The organisation sounds like its run by douche bags incapable of proper project management.
The company I worked for insisted on making each and every game be available for each and every video game consoles in existence. That looks good on paper, if properly executed. The developers took shortcuts to meet the aggressive schedules imposed on them. The pipeline blew up when Nintendo started rejecting the PS2 ports for the GameCube and demanded that the deveopers start over with an original game. On my last project, I had to work 28 days straight to keep management happy.
I hated learning LOGO on the Apple II in the seventh grade (circa 1983). That's when I found out I came from a "poor" family because we couldn't afford to get an Apple II (~$2,500). My parents got me a Commodore VIC-20 (~$250). The logo instructor called it toy and the entire class laughed. I hated Apple for the next 25 years.
I had an Atari 2600 with 30 cartridges as a preteen and did BASIC programming on the Commodore 64. Many years later, I got a testing job at a video game company called Accolade, which got bought out by Infrogrames, which bought Hasbro Interactive, which owned the IP rights for Atari. After the company relocated from San Jose to Sunnyvale and renamed itself Atari, I was a tester for three years and became a lead tester responsible for 10 titles for the next three years.

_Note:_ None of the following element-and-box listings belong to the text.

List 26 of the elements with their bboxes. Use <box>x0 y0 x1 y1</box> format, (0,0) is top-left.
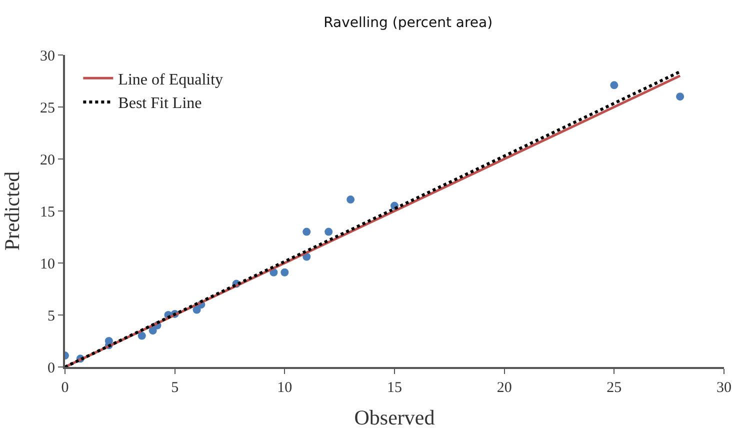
point <box>346 196 355 204</box>
legend-label: Line of Equality <box>118 71 224 88</box>
x-tick-label: 0 <box>61 380 69 396</box>
x-tick-label: 30 <box>716 380 732 396</box>
y-tick-label: 30 <box>40 48 55 64</box>
y-tick-label: 15 <box>40 204 55 220</box>
point <box>324 228 333 236</box>
y-axis-title: Predicted <box>0 170 24 251</box>
point <box>138 332 146 340</box>
legend-label: Best Fit Line <box>118 95 202 112</box>
point <box>610 81 618 90</box>
x-tick-label: 10 <box>277 380 292 396</box>
y-tick-label: 5 <box>48 308 55 324</box>
x-tick-label: 5 <box>171 380 179 396</box>
x-tick-label: 20 <box>496 380 512 396</box>
x-tick-label: 15 <box>387 380 402 396</box>
point <box>280 268 289 276</box>
chart-title: Ravelling (percent area) <box>324 15 493 32</box>
y-tick-label: 10 <box>40 256 55 272</box>
x-tick-label: 25 <box>606 380 622 396</box>
point <box>302 228 311 236</box>
y-tick-label: 25 <box>40 100 55 116</box>
y-tick-label: 20 <box>40 152 55 168</box>
x-axis-title: Observed <box>354 406 436 430</box>
point <box>676 92 684 101</box>
y-tick-label: 0 <box>48 360 55 376</box>
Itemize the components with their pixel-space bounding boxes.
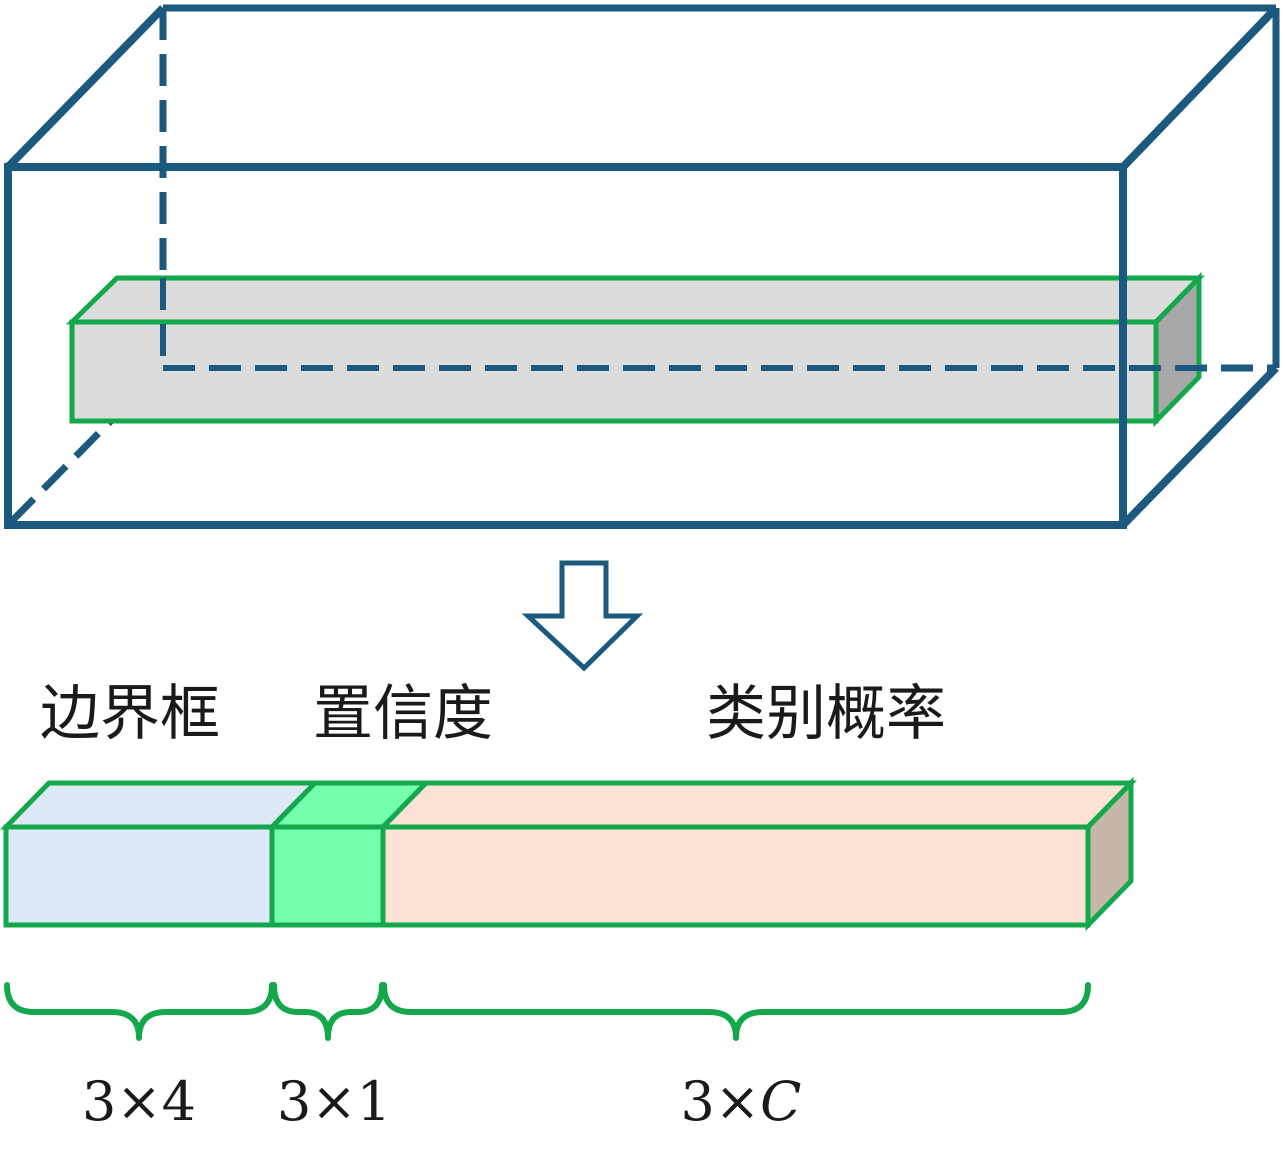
volume-hidden-depth-edge bbox=[5, 365, 166, 528]
dimension-braces bbox=[4, 982, 1091, 1041]
grid-cell-vector bbox=[65, 271, 1205, 428]
volume-top-left-depth-edge bbox=[5, 5, 166, 170]
brace-bounding-box bbox=[4, 982, 275, 1041]
label-class-probability: 类别概率 bbox=[706, 679, 946, 749]
dim-bounding-box: 3×4 bbox=[82, 1070, 196, 1133]
label-confidence: 置信度 bbox=[313, 679, 493, 749]
volume-front-face bbox=[4, 163, 1127, 529]
brace-class-probability bbox=[381, 982, 1091, 1041]
class-segment-top bbox=[377, 780, 1137, 830]
down-arrow-icon bbox=[521, 560, 644, 672]
dim-confidence: 3×1 bbox=[277, 1070, 391, 1133]
dim-class-multiplier: 3× bbox=[681, 1070, 761, 1133]
dim-class-probability: 3×C bbox=[681, 1070, 802, 1133]
volume-top-right-depth-edge bbox=[1120, 5, 1279, 170]
brace-confidence bbox=[271, 982, 385, 1041]
feature-map-volume bbox=[5, 4, 1280, 528]
label-bounding-box: 边界框 bbox=[40, 679, 220, 749]
conf-segment-front bbox=[269, 824, 386, 928]
class-segment-end bbox=[1085, 776, 1134, 932]
tube-end-face bbox=[1153, 271, 1202, 428]
tube-top-face bbox=[65, 275, 1205, 325]
volume-bottom-right-depth-edge bbox=[1120, 365, 1279, 528]
box-segment-top bbox=[0, 780, 321, 830]
dim-class-variable: C bbox=[760, 1070, 801, 1133]
output-vector bbox=[0, 776, 1137, 932]
feature-map-front bbox=[4, 5, 1279, 529]
tube-front-face bbox=[69, 319, 1159, 424]
box-segment-front bbox=[3, 824, 275, 928]
class-segment-front bbox=[380, 824, 1091, 928]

I also went back to school to earn my IT certifications and learn computer programming because testing video games was a dead end job financially. Made the president's honor list for graduating with a 4.0 GPA in my major while two taking two classes per semester, working 80 hours per week and occasionally teaching Sunday school. Somehow I spent the next 10 years in help desk support without doing any professional programming, making more money than I did as a tester while only working 40 hours per week.
I'm doing computer security and learning Powershell scripting in my current job. I use Python and the LAMP stack for websites at home. I'm more of a script monkey than a programmer these days. Maybe that will change as I get my security certifications and do more programming on the job.
Because [Go]'s newer, nobody actually has X years experience in it as a requirement either.
Except for the non-technical HR department that writes the job description requiring five years of experience for a new technology that came out recently. The only people who remotely qualify are those who worked on the language before anyone even heard about it.
I would honestly consider claiming unemployment and going back to the university for a semester of object oriented programming, design patterns, and data structures.
Going back to school would disqualify you from getting unemployment benefits, at least in California, if you were "honestly" filling out the form. Most job training programs approved by the unemployment office don't offer "professional development" courses for programmers. Always seems like a Catch-22 to me.